Local authorities in Ireland and Chile have become the latest to join a growing global wave of resistance to Israel’s war crimes against the Palestinians.
Monaghan last week became the fifth county or city council in Ireland to declare support for BDS, the boycott, divestment and sanctions movement, after Israel’s latest massacres of unarmed protesters in the Gaza Strip.
More than 100 Palestinians have been gunned down by Israeli snipers in response to the Great Return March demonstrations that began on 30 March, including 15 children.
In April, Dublin City Council became the first European capital to endorse a boycott of Israel, voting to discontinue a contract with HP, a computer firm that has long been complicit in Israel’s military occupation in Palestine.
It was soon followed by local authorities in Donegal, Galway and now by Monaghan. Derry had previously declared a boycott in 2016.
The Palestinian BDS National Committee (BNC) welcomed the news, reacting that “Irish solidarity is beautiful!”

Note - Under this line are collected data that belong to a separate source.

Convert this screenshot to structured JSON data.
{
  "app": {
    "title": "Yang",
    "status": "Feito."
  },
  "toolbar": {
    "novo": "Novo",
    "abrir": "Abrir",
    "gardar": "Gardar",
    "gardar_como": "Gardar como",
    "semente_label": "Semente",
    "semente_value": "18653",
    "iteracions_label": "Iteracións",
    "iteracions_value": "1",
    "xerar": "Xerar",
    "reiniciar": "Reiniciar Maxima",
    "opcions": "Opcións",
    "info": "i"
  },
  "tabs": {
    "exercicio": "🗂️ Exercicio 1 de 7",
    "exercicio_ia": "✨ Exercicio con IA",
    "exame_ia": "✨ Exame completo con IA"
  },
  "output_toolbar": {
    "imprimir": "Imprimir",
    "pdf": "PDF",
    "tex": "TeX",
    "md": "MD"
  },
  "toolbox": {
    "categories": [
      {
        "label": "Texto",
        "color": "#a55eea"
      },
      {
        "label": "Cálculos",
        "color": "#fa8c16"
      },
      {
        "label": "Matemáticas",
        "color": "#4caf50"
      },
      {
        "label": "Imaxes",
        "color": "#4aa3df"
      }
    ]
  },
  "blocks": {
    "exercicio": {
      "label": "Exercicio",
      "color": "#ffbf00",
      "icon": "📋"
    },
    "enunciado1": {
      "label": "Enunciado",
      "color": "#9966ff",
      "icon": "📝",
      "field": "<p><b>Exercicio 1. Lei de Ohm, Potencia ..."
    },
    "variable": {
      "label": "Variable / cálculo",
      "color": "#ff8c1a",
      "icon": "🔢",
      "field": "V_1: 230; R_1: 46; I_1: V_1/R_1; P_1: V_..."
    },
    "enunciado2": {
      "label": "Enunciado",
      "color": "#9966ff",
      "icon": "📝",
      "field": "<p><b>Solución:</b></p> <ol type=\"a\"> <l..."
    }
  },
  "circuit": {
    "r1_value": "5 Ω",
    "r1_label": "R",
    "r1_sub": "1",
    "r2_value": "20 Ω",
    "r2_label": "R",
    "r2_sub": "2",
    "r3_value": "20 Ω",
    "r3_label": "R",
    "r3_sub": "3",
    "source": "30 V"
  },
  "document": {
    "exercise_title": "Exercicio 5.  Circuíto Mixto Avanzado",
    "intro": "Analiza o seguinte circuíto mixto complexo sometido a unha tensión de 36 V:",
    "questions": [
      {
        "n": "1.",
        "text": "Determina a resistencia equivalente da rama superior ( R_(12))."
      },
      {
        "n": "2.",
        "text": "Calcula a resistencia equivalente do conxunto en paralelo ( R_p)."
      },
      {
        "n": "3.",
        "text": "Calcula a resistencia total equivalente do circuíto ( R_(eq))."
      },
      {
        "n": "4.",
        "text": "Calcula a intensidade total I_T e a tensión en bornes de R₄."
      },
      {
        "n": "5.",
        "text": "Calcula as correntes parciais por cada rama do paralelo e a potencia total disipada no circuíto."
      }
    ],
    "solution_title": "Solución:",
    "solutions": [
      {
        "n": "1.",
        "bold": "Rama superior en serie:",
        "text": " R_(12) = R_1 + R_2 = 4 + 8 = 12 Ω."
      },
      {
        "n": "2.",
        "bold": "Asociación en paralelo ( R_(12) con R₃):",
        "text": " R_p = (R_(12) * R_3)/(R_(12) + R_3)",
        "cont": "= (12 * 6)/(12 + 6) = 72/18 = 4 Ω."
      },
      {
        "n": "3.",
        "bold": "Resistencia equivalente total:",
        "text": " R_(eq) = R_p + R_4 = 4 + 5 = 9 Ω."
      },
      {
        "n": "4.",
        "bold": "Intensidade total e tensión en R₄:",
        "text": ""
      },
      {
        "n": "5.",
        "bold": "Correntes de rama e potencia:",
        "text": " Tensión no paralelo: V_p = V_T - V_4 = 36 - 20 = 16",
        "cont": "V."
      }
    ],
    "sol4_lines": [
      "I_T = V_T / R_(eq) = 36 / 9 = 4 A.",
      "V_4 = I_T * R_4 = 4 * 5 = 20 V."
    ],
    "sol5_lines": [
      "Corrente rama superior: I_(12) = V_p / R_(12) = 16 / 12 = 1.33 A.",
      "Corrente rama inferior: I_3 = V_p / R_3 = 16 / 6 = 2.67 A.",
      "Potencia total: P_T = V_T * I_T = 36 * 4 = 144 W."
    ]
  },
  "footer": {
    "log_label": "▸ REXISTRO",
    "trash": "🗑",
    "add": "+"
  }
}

The country has a particularly active Palestine solidarity movement. Last year, the director of the county’s Palestinian Federation was barred from entering Palestine by Israeli authorities, who cited a new anti-BDS law.
More than 30 local authorities in Spain have also endorsed the BNC campaign. Many Spanish cultural centers and small businesses such as cafes and shops have also declared themselves “apartheid free zones.”
Cities in Spain voting for measures ranging from condemnation of Israel to calling for military and economic embargos have included the capital Madrid, Catalonia’s capital Barcelona, and regional capitals Valencia and Pamplona.
In May, Bologna, Italy’s seventh largest city, also called for a military embargo on Israel.
Despite the growing number of city and regional authorities around the world which support Palestinian rights, some local governments are accommodating Israeli war crimes.
The council in the Scottish city of Glasgow is being condemned by activists for allowing Israeli arms dealers into the city next week.
The council is due to sponsor the Undersea Defence Technology Fair, “a military fair featuring companies that fuel wars and military oppression around the world, including Israeli military companies,” the BNC wrote, calling for campaigners to email their objections.
More than 1,200 GAA members, including two prominent Irish sportsmen, had signed a petition to the organization. The petition criticized how GAA officials in the Ulster region had ordered the removal by police of two Palestinian flags during a Gaelic football game last month.
The petition read: “we, the undersigned members of Cumann Lúthchleas Gael [the GAA], abhor the ongoing genocide in Palestine and call on all right thinking people to continue to stand in solidarity with the Palestinian people and support their demands for basic human rights.”
Corrected to reflect the fact that Derry declared a boycott in 2016.